A Simple Pre-Appointment Self-Check
Before you see a clinician, write down three things. First, the pattern of your morning erections over the last two weeks: frequent and firm, occasional, or essentially absent. Second, whether your libido is genuinely lower or whether it is the erection reliability that is the issue (these feel the same but are different). Third, a rough inventory of risk factors: blood pressure, waist circumference, sleep hours and quality, alcohol per week, stress level, and any new medications. Walking in with that picture turns a fifteen-minute appointment into a useful one, because it shortcuts the bouncing-around that otherwise consumes most of the visit.
The Bottom Line
ED and low testosterone overlap but are not the same condition. If morning erections are preserved and libido is intact, the problem is mostly vascular or psychogenic, and the first move is cardiovascular assessment plus a PDE5 or evidence-backed vascular stack. If morning erections have faded and libido, mood, and energy have all dimmed together, it is worth running a proper testosterone workup, with morning total T, SHBG, calculated free T, and LH, and with attention to the reversible causes that drag testosterone down before a pill does anything about it. The 300 ng/dL line is a reference, not a verdict. Symptoms plus labs plus risk factors are the real diagnosis.

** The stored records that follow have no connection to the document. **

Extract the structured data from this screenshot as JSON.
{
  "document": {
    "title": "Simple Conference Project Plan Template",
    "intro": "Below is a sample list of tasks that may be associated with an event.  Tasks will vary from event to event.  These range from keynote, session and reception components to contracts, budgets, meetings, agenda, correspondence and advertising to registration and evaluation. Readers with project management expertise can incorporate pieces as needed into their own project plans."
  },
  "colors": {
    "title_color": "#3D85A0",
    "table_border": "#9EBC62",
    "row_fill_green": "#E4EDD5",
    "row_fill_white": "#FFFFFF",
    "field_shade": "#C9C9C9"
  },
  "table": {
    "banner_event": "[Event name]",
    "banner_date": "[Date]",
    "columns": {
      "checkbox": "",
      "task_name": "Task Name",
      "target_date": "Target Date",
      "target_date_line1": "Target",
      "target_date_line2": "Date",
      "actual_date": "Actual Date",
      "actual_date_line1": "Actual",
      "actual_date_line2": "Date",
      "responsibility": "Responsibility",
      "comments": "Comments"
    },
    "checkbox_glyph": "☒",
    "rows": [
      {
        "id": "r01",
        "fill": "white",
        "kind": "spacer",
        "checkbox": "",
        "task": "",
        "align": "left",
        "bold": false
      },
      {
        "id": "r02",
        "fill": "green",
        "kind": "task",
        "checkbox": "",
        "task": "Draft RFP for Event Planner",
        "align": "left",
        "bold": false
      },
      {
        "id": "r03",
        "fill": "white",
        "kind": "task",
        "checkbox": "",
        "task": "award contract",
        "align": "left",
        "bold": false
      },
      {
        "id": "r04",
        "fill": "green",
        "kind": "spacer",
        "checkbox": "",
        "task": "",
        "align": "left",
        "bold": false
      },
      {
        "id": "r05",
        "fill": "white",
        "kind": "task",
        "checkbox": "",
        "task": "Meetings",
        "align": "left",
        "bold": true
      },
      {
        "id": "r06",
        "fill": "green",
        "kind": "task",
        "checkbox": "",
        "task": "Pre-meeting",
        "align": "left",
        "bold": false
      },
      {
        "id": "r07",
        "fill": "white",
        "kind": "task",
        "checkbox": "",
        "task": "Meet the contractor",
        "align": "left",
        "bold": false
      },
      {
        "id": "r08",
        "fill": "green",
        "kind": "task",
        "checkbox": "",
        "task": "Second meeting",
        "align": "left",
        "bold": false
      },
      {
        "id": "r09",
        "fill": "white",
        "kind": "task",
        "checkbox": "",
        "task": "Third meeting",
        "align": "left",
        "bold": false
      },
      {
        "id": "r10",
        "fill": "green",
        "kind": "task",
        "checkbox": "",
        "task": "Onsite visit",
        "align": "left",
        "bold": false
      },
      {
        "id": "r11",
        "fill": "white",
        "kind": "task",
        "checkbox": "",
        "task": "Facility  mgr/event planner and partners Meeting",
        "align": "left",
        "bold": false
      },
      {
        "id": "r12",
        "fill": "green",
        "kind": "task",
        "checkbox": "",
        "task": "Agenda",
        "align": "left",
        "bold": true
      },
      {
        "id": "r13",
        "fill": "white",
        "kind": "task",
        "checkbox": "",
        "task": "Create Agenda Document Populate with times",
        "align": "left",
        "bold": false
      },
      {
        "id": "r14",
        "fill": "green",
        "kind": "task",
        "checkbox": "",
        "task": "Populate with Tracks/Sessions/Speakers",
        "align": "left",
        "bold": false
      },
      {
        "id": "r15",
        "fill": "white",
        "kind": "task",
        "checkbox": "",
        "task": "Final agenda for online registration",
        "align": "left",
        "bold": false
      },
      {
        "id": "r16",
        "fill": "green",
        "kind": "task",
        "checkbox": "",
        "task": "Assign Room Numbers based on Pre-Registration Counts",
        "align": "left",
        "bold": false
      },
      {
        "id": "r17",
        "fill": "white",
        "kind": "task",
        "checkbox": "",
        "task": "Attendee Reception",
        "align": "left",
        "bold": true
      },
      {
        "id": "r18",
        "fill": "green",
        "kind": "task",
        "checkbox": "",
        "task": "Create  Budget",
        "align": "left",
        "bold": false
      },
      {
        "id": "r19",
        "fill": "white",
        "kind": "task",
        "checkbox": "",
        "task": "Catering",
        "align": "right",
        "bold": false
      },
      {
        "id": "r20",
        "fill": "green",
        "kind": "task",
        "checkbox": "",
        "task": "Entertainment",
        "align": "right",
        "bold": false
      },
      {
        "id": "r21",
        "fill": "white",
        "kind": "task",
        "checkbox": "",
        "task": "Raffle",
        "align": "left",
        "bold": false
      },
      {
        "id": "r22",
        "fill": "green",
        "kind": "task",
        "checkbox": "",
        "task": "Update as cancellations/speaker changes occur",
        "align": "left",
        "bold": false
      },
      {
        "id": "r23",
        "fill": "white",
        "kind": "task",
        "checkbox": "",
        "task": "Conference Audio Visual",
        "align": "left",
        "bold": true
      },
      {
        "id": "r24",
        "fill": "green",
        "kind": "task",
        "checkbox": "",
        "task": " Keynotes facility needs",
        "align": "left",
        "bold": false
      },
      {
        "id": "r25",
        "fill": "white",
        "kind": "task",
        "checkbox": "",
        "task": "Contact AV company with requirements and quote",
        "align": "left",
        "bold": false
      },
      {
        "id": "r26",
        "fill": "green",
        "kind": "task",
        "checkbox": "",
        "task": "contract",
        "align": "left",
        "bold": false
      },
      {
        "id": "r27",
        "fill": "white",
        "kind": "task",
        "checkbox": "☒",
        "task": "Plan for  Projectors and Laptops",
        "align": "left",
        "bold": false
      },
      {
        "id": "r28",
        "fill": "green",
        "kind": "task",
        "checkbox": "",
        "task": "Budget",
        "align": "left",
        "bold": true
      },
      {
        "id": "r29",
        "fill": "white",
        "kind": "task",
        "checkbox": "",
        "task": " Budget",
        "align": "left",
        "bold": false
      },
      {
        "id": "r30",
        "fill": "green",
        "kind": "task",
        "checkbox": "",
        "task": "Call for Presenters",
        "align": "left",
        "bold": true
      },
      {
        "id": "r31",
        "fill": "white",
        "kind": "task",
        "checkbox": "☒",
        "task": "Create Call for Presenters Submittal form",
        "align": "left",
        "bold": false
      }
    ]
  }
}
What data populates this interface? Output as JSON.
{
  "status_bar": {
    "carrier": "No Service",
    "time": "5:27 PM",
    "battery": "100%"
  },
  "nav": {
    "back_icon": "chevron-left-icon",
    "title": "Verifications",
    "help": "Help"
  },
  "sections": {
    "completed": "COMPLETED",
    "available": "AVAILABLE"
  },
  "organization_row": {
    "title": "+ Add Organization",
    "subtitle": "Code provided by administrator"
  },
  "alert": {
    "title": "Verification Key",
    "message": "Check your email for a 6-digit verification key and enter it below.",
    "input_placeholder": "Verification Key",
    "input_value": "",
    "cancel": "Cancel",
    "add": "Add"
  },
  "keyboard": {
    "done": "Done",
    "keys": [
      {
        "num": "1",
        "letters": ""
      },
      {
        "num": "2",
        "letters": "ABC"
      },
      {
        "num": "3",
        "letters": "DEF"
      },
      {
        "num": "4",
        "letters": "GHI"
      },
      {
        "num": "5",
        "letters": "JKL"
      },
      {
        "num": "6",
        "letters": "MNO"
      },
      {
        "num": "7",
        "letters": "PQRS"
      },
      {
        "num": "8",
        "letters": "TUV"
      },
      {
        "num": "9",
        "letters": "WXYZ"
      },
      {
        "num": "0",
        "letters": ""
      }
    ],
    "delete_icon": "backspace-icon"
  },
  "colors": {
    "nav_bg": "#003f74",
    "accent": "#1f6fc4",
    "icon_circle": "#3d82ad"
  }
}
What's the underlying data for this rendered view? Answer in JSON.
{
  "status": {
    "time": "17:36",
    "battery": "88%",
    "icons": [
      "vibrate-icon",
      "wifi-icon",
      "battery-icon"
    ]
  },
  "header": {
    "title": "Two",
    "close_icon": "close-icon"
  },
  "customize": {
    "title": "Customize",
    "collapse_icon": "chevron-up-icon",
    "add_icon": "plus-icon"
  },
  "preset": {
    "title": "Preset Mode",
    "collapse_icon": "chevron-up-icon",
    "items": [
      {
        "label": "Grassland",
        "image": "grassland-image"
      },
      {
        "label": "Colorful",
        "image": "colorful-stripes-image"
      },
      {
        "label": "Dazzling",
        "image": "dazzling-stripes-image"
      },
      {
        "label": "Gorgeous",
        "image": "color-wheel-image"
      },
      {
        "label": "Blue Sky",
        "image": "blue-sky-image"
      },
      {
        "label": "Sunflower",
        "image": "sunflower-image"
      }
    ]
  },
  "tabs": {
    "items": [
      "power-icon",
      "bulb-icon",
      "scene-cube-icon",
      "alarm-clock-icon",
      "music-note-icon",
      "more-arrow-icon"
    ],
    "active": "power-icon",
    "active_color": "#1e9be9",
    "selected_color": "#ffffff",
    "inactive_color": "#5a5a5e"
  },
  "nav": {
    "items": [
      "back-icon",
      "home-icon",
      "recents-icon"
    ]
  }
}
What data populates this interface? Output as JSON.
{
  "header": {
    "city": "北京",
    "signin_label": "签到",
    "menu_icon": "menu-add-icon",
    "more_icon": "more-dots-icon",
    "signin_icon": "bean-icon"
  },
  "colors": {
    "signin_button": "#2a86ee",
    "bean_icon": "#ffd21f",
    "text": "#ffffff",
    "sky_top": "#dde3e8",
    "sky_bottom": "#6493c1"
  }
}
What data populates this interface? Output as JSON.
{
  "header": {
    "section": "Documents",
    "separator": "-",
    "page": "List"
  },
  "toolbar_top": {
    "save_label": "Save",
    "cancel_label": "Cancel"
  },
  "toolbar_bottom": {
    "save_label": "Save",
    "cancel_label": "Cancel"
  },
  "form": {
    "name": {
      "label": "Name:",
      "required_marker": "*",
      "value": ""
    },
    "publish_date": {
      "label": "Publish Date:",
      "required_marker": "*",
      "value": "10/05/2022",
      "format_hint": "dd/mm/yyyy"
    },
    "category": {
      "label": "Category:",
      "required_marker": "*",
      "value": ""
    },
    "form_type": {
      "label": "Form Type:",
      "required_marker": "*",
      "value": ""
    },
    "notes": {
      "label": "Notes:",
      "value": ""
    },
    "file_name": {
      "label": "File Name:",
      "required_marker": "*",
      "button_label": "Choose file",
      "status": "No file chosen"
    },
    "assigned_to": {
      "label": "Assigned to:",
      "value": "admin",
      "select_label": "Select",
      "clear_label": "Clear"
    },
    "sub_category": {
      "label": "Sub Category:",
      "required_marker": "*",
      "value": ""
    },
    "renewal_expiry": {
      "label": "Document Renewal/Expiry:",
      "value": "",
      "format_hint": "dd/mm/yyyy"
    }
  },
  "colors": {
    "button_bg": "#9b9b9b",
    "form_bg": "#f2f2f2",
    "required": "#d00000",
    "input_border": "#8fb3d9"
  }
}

Frequently Asked Questions
Can low testosterone cause ED directly?
Low testosterone can contribute to ED primarily through reduced libido and reduced neural arousal, but the erection itself is a vascular event. Many men with low T still have functional erections once aroused, and many men with normal T have ED from vascular causes.
What is the first lab to order for suspected low testosterone?
A morning fasting total testosterone between 7 and 10 a.m., drawn on two separate days, is the starting point. Add SHBG and calculate free testosterone, then add LH and prolactin if the total is low.
Is total testosterone below 300 ng/dL always hypogonadism?
Not automatically. Guidelines require symptoms plus a confirmed low level on two morning draws. Assay variation, SHBG changes with age, and reversible causes all affect interpretation.
Will testosterone replacement fix erectile dysfunction?
In men with confirmed hypogonadism plus ED, testosterone replacement often improves libido and morning erections. In men with normal testosterone, it does not meaningfully help ED and can suppress fertility, so it is not a first-line ED treatment.
What should I do before I see a clinician?
Track morning erections for two weeks, note whether libido is reduced versus just erection reliability, and inventory your sleep, alcohol, stress, blood pressure, and current medications. That context shortens the diagnostic process significantly.